Who will hereafter believe that Rome has to fight now within her own borders, not for glory but for life? and, as the poet Lucan says, “If Rome be weak, where shall strength be found?”
And now a dreadful rumor has come to hand.3 Rome has been besieged, and its citizens have been forced to buy off their lives with gold. My voice cleaves to my throat; sobs choke my utterance. The city which had taken the whole world captive is itself taken. Famine too has done its awful work.
The world sinks into ruin; all things are perishing save our sins; these alone flourish. The great city is swallowed up in one vast conflagration; everywhere Romans are in exile.
Who could believe it? Who could believe that Rome, built up through the ages by the conquest of the world, had fallen; that the mother of nations had become their tomb? Who could imagine that the proud city, with its careless security and its boundless wealth, is brought so low that her children are outcasts and beggars? We cannot indeed help them; all we can do is sympathize with them, and mingle our tears with theirs.
shudder v. 不寒而栗
calamities n. 灾难
Constantinople 古代土耳其首都,今名伊斯坦布尔 (Istanbul)
Scythia...Epirus 古罗马帝国的各个部分,相当于现代意大利南部、希腊、巴尔干半岛、土耳其等地部分地区
sack v. 掠夺
pillage v. 蹂躏
Goths 日耳曼人的一支
Alans 古代高加索以东地区民族
Huns 匈奴人
Vandals 东日耳曼族
stall v. 放置
peril n. 危险
fastness n. 据点
overrun v. 侵占
siege n. 围困
Antioch 小亚细亚古城,在今土耳其境内
invest [旧] v. 包围,封锁
mean adj. 细小的;卑微的
*这里的拉丁文原文出自罗马诗人维吉尔 (Virgil, 70-19 BC) 所作的史诗《埃涅阿斯记》(Aeneid) 第四卷625至627行。
Hezekiah 犹太国王 (715-687 BC)
hereafter adv. 此后
Lucan 罗马诗人 (39-65 AD)
besiege v. 围困
cleave v. 黏着
utterance n. 话语
captive n. 被俘者
famine n. 饥馑
perish v. 灭亡
conflagration n. 大火灾
in exile 流离失所
mingle v. 混在其中
中译 圣杰罗姆致友人书
想到我们这个时代的种种灾难,真令人不寒而栗。
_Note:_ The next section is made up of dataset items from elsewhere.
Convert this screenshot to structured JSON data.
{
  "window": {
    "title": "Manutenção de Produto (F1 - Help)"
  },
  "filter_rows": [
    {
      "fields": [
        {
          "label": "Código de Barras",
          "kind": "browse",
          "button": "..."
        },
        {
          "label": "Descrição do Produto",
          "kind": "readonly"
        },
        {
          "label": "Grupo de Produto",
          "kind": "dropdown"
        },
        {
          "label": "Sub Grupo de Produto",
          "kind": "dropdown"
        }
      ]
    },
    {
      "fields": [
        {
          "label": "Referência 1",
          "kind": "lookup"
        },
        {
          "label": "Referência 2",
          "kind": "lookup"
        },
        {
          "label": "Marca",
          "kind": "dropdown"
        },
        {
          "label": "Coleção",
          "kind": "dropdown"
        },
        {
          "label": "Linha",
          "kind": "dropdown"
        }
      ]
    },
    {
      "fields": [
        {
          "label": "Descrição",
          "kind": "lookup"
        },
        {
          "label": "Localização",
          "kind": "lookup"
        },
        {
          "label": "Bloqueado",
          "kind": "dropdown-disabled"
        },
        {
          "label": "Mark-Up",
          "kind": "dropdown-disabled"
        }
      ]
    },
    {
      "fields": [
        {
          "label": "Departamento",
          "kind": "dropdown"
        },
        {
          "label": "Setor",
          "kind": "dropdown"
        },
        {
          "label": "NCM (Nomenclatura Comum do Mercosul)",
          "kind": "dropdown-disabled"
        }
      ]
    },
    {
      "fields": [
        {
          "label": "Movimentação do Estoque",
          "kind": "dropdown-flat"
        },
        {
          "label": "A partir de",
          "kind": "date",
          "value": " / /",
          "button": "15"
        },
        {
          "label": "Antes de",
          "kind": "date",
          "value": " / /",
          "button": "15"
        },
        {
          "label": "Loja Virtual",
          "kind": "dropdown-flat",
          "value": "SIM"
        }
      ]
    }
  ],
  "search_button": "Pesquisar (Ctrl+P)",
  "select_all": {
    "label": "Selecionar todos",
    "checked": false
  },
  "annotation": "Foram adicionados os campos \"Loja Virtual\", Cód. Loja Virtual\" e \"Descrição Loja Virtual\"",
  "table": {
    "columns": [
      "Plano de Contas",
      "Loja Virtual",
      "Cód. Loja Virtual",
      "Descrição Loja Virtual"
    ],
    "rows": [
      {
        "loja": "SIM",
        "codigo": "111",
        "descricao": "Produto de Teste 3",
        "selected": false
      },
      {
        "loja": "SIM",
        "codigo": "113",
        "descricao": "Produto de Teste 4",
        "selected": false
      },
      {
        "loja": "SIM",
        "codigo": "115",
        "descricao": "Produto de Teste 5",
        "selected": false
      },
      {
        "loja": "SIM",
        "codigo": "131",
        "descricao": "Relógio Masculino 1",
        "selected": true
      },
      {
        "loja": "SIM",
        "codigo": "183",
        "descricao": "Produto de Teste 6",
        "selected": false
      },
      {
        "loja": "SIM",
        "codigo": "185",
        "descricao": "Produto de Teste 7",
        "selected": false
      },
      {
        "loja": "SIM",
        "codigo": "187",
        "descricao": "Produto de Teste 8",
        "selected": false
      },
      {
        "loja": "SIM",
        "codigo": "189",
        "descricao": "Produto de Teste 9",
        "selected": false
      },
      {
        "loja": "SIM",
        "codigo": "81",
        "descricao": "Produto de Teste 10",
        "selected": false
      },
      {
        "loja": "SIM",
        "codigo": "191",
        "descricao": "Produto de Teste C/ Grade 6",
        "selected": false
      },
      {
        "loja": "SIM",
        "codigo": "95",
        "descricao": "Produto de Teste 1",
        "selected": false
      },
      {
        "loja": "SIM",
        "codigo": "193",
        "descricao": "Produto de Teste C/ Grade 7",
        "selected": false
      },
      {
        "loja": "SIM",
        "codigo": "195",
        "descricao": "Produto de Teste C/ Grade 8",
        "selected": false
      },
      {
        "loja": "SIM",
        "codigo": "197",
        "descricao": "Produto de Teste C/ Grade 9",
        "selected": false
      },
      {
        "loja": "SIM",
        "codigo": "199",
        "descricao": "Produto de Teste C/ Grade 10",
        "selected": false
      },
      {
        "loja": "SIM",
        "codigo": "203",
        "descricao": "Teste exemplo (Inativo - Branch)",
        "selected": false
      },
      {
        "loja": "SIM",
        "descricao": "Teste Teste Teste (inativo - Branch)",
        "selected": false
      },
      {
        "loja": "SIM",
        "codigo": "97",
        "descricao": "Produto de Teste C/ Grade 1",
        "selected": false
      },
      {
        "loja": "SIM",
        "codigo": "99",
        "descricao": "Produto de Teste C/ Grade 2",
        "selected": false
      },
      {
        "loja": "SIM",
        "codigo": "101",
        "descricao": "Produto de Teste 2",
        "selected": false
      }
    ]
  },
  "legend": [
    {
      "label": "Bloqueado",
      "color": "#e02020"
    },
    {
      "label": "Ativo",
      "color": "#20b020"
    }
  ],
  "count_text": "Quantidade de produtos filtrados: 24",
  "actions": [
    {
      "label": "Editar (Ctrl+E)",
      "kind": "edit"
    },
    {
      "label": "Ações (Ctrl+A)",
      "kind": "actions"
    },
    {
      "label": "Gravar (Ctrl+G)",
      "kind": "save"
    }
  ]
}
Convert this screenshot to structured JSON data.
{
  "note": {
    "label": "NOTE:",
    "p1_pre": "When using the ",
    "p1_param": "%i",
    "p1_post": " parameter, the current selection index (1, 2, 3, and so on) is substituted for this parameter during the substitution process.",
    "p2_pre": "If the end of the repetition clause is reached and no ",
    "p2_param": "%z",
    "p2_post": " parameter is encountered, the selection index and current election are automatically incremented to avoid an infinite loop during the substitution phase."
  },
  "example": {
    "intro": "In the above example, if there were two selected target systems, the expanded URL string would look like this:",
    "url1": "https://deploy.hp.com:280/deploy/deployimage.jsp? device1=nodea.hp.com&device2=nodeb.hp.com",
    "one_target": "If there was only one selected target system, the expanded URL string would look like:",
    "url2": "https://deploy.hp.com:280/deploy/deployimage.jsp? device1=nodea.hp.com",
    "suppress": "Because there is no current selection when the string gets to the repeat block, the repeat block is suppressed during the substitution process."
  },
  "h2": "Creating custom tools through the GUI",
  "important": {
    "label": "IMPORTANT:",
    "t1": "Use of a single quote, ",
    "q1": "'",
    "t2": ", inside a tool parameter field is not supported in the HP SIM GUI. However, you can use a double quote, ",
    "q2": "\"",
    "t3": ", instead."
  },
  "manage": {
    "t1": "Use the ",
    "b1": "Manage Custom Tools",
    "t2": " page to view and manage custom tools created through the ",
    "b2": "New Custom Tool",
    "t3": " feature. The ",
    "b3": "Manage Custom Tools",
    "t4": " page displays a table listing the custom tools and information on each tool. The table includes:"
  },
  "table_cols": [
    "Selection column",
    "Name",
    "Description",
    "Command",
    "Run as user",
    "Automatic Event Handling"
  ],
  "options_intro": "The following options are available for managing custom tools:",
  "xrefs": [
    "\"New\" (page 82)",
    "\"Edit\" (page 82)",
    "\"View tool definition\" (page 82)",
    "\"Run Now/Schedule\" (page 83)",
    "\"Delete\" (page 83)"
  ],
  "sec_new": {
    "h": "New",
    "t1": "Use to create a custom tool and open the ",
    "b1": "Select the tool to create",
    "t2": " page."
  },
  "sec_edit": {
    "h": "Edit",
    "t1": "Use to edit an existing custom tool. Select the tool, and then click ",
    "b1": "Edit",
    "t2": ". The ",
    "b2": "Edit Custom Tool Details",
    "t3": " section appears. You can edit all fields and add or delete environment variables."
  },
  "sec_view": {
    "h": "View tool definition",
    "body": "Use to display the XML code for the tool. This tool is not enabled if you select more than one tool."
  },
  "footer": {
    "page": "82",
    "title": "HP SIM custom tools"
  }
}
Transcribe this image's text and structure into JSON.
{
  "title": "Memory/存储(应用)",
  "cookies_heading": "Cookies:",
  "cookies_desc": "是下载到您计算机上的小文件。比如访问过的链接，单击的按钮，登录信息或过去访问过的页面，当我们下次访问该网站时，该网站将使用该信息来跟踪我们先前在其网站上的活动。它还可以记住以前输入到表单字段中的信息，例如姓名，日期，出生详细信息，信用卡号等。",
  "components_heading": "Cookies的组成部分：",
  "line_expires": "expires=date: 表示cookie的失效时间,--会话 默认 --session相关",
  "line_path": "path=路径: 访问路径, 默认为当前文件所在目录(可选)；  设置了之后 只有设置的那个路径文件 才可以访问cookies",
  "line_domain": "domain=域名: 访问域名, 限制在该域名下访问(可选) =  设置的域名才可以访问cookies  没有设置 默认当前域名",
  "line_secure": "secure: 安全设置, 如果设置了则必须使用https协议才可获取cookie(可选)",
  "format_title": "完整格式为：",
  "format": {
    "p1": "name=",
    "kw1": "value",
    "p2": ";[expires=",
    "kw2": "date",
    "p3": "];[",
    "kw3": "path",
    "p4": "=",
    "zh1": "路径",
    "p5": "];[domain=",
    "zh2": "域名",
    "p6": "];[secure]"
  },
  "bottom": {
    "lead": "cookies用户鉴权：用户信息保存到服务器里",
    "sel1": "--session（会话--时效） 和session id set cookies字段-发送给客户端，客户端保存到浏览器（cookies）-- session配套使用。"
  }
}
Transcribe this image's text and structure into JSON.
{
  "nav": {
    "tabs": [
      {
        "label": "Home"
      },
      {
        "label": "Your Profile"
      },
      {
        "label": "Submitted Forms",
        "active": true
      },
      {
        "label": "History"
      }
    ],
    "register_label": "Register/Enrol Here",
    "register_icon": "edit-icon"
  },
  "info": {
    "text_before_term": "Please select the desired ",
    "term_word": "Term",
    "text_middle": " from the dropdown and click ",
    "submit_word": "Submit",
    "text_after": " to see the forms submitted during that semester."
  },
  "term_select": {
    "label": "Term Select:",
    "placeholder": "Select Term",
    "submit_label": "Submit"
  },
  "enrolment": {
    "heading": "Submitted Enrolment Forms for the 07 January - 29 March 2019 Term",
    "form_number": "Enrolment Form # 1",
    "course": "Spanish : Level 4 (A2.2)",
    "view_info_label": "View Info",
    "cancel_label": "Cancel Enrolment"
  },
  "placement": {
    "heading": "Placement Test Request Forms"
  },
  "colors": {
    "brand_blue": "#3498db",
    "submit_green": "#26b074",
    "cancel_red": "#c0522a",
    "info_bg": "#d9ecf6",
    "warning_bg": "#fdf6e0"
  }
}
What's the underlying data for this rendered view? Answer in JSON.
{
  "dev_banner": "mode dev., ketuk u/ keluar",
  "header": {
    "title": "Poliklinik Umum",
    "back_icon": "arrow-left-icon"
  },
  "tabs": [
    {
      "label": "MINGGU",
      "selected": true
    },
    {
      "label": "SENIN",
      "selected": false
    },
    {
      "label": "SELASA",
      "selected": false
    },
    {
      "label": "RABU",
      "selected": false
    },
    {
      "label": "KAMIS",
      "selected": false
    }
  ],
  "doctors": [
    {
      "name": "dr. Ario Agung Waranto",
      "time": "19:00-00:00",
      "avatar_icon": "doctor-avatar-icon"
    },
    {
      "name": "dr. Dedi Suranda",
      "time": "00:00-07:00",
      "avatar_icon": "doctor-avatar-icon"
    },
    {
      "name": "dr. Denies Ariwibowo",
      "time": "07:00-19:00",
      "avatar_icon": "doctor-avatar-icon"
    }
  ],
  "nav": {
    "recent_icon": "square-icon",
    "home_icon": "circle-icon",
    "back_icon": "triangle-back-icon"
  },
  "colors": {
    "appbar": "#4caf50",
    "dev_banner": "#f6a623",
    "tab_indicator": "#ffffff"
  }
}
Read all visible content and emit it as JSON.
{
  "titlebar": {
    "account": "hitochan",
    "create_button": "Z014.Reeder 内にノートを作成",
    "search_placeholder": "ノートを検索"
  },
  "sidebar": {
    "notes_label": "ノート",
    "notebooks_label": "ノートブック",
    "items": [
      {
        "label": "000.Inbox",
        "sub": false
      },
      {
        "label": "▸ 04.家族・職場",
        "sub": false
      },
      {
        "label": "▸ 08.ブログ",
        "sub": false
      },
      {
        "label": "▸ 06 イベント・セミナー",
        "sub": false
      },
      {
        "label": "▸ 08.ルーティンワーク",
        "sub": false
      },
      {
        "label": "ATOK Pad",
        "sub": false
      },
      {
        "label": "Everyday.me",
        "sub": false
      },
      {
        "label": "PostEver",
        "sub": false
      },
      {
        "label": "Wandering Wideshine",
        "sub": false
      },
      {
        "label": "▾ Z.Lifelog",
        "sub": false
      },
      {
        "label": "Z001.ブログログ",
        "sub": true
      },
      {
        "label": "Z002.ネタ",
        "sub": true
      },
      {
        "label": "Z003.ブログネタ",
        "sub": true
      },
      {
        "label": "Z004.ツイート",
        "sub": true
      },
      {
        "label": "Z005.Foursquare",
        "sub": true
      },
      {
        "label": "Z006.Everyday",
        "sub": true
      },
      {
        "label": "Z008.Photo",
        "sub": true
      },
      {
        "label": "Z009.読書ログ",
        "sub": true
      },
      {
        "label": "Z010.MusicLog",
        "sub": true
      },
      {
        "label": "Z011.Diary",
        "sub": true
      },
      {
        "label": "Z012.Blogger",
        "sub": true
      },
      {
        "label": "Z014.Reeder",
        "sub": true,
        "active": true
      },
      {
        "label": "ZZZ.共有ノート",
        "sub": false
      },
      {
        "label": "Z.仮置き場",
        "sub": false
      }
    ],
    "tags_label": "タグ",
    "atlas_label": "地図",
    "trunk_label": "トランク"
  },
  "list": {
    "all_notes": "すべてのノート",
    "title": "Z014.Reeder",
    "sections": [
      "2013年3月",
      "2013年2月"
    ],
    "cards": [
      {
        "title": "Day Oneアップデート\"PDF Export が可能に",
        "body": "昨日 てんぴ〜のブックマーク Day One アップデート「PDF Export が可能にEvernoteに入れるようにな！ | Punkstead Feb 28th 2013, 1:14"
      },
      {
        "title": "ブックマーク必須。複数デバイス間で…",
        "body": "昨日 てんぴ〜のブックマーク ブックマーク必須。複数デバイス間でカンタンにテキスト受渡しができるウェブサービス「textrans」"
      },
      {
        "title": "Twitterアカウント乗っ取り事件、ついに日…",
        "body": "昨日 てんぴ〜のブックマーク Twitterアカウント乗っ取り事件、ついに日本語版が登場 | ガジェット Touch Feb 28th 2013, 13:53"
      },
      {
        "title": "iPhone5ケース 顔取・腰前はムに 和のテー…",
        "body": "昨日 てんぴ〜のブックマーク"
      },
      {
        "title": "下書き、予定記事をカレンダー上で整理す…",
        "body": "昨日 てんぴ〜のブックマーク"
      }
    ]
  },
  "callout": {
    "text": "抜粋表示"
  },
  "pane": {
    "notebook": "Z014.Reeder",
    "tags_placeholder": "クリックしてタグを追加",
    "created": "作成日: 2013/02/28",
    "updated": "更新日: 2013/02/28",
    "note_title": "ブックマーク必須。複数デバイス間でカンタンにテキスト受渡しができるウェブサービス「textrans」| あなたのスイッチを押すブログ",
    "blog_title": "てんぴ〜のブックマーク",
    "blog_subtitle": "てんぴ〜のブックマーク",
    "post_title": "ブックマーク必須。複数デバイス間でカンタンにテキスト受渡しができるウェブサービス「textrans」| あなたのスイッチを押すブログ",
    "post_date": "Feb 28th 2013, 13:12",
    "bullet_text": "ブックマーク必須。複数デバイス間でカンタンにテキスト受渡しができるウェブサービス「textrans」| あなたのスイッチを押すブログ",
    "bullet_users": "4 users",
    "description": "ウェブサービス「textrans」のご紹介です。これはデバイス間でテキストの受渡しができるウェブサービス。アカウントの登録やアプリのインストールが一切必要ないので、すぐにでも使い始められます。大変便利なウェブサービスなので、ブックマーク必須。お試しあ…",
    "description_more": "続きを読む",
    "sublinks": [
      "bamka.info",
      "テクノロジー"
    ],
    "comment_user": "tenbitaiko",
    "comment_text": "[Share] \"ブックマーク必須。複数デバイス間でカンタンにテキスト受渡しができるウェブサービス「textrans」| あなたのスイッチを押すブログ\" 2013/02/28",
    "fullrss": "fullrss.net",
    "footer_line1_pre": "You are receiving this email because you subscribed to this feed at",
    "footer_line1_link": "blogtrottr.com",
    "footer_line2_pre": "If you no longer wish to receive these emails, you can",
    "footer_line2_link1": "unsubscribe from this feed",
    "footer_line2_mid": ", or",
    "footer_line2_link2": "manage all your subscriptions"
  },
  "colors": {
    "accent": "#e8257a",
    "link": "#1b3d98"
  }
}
二十年来,从君士坦丁堡到阿尔卑斯山之间,每天都在流着罗马人的鲜血。塞西亚、色雷斯、马其顿、塞萨利、达西亚、厄基亚、伊庇鲁——所有这些地区都遭到哥德人、亚兰人、匈奴和汪达尔人的蹂躏和掠夺。多少高贵纯洁的女子成了这班禽兽的玩物!他们摧毁教堂,把圣殿当马厩,翻掘圣徒的坟墓,抛散其骸骨。
罗马人的天下的确在土崩瓦解,然而我们不但不垂头丧气,却依然趾高气扬。不错,东方以前似乎没有受到这种威胁,然而如今,一年以来,北方的豺狼从遥远的关塞破门而出,蹂躏了许多大省份。他们包围了安提阿和其他曾是泱泱大国首都的城市。
“如果我有一百根舌头,一百张嘴巴,洪钟般的声音,也数不尽他们的罪恶,一一道出他们的刑罚。”